There's 4 monitors and 3 video cards. The first monitor is connected to the first video card, which is an old S3 running at 800 * 600 * 15 bpp. The second monitor is connected to onboard Intel video and is running at 1024 * 768 * 16-bpp. The third and fourth monitors are connected to a nice ATI video card (with dual-output), and the third monitor is running at 1600 * 1200 * 32-bpp while the fourth monitor is running at 1280 * 1024 * 32-bpp.
The 4 monitors are arranged in a square, like this:
Code: Select all
+-----+-----+
| 1 | 2 |
+-----+-----+
| 3 | 4 |
+-----+-----+
The 4 monitors are setup as a single virtual screen, and act like one big monitor.
You want to draw a green rectangle in the center of the virtual screen. To do this you create a "video script" that describes the virtual co-ordinates for the top left corner and the virtual co-ordinates for the bottom right corner of the rectangle, and the rectangle's colour. You send this script to a "virtual screen" layer, which create 4 copies of this script (one for each monitor) and clips them, so that each of the 4 new scripts describes a quarter of the original script/rectangle. Then these 4 new scripts are sent to the corresponding video device drivers, and each video driver renders it's script (including converting from virtual co-ordinates into video mode specific co-ordinates, and converting colours from the standardized representation into the video mode's pixel format).

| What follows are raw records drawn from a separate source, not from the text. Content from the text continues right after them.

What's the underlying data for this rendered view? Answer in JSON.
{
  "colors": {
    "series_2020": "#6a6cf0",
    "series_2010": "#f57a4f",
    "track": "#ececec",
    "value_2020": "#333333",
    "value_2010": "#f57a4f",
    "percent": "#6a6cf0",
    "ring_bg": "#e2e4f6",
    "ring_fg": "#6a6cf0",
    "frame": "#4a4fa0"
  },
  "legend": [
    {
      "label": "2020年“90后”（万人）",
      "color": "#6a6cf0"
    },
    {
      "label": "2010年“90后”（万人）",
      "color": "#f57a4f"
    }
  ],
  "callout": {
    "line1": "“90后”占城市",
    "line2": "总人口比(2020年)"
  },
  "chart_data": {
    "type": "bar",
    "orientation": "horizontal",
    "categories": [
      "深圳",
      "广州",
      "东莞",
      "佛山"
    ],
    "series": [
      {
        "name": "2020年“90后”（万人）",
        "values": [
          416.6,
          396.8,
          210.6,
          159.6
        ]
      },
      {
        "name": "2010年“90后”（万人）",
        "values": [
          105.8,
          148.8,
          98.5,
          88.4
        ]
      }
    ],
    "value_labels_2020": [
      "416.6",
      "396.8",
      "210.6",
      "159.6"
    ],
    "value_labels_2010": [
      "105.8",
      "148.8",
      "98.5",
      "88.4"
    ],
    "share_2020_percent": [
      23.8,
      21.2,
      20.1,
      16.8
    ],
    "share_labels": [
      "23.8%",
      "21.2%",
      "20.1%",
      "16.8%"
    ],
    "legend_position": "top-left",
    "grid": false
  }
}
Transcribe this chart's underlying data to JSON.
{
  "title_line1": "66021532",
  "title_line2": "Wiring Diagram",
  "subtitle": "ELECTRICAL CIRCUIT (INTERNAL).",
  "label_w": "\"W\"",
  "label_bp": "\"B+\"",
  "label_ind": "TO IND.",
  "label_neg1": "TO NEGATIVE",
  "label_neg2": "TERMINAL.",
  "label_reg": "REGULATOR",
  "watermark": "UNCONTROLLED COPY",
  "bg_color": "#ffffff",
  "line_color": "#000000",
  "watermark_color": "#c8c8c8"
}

Of course if there's only one video card and one monitor, the "virtual screen" layer can be skipped entirely (the script from the GUI/application can go directly to the video driver); and one green rectangle is fairly boring (but the exact same idea would work for complex 3D scenes, or windows, dialog boxes, icons, etc, complete with full hardware acceleration where possible); and there's no reason the same script couldn't be sent to a printer or something else instead (or stored "as is" in a file for later, or maybe sent to a ray-caster to create an insanely high-quality image rather than an acceptable "real time" image).
To me, this sort of arrangement is both flexible and elegant.
Now, try describing how something like this would work when the application is plotting pixels directly into the video card/s frame buffer (and please realize that I deliberately didn't say that all of the video cards are in the *same* computer)...
Cheers,
Brendan